Phenotype observations and RT-PCR analysis of ACs expressing WT and mutated X-OAT; β-gal or 1 ng mRNA encoding WT or each of the X-OAT mutants was injected into the animal pole at the two-cell stage. (A) Embryos were grown to tadpole stage for photography. (a) β-gal (normal: 48/50, died: 2/50), (b) X-OATWT (normal: 8/50, ventralization: 34/50, died: 8/50), (c) X-OATR180T (M1) (normal: 8/50, ventralization: 37/50, died: 5/50), (d): X-OATR 180T/L402P (M2) (normal: 46/50, died: 4/50), (e) X-OATL402P (M3) (normal: 10/50, ventralization: 31/50, died: 9/50), or (f) X-OATK292N (M4) (normal: 7/50, ventralization: 36/50, died: 7/50). (B) The ACs were dissected at stage 8.5 to 9.0 and cultured to equivalent of stage 22. The ACs were harvested for photography: (a) β-gal (neurolization 8/8), (b) X-OATWT (normal: 8/8), (c) X-OATR180T (M1) (normal: 8/8), (d) X-OATR 180T/L402P (M2) (neurolization: 7/8, died: 1/8), (e) X-OATL402P (M3) (normal: 8/8) or (f) X-OATK292N (M4) (normal: 7/8, died: 1/8), or (C) for RT-PCR analysis of NCAM expression with EF-1α as control.

Figure 10

Differential X-OAT enzyme activities in ACs expressing β-gal, X-OAT-Mo, X-OATWT, and mutants.

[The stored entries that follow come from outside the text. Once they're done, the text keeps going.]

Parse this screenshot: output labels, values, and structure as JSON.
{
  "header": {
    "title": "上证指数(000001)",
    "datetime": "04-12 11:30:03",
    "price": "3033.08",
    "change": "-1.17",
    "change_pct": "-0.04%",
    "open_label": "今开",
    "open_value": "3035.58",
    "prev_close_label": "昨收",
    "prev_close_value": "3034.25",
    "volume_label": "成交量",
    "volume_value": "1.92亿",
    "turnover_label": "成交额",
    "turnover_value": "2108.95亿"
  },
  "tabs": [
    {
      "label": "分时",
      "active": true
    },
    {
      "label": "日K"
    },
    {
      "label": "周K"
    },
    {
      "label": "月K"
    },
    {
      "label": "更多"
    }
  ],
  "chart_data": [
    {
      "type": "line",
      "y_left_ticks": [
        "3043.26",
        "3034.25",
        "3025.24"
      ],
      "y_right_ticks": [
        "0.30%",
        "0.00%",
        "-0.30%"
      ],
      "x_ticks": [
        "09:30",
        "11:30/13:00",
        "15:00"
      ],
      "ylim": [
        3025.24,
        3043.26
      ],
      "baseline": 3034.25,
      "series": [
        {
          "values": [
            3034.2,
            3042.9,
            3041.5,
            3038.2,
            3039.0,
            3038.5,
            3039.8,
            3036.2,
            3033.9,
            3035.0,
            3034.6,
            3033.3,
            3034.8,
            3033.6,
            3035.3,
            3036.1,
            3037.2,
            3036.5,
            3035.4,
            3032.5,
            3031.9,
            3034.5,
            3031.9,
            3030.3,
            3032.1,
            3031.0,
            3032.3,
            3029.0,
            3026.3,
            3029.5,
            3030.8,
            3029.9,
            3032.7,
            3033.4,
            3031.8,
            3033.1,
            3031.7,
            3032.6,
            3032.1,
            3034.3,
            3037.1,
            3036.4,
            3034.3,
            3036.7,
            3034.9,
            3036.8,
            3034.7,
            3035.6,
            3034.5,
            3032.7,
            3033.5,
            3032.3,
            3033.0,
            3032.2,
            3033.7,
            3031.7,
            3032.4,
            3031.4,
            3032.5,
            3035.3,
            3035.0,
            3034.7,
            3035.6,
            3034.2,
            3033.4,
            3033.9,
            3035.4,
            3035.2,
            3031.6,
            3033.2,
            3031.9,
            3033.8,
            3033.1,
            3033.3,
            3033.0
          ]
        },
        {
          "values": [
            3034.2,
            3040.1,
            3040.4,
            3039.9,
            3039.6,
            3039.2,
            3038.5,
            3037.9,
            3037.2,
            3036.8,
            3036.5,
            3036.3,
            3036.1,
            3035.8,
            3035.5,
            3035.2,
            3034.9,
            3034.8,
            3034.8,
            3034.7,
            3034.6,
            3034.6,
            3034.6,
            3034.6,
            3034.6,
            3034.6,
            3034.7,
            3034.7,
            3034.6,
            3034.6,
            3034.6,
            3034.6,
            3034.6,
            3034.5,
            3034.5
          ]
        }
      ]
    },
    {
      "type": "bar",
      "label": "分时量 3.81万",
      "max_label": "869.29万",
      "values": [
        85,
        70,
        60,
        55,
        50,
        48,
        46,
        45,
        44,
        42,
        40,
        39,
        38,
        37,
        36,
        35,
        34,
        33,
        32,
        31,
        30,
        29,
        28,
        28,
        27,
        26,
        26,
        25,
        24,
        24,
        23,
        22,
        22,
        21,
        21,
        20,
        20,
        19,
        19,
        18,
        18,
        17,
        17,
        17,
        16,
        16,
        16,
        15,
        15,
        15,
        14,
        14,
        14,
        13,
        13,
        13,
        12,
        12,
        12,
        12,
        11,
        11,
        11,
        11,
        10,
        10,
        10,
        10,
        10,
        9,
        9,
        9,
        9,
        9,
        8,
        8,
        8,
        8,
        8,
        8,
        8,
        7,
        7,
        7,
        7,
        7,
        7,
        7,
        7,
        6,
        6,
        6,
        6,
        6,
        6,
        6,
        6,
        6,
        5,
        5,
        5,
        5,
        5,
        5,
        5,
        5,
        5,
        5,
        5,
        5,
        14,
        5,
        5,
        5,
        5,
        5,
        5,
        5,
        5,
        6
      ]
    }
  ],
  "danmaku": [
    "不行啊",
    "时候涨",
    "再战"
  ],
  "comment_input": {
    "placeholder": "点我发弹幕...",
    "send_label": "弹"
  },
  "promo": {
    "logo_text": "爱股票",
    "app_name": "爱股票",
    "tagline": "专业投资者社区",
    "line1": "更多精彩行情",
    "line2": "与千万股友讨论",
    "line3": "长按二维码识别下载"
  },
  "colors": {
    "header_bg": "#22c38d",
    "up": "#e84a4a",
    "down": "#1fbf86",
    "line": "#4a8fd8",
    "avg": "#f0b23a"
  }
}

Messenger RNA (1 ng) from X-OATWT or mutants was injected into the animal pole at the two-cell stage. The ACs were dissected at stage 8.5 to 9.0 and cultured to equivalent of stage 22. The ACs were harvested in PBS buffer (16 ACs per group) for protein concentration measurement and X-OAT enzyme activity assay (see Methods). All groups were assayed in triplicate. P values are compared between β-gal and each OAT by Student's t-tests. *P < 0.01, compared with β-gal; **P < 0.001, compared with β-gal.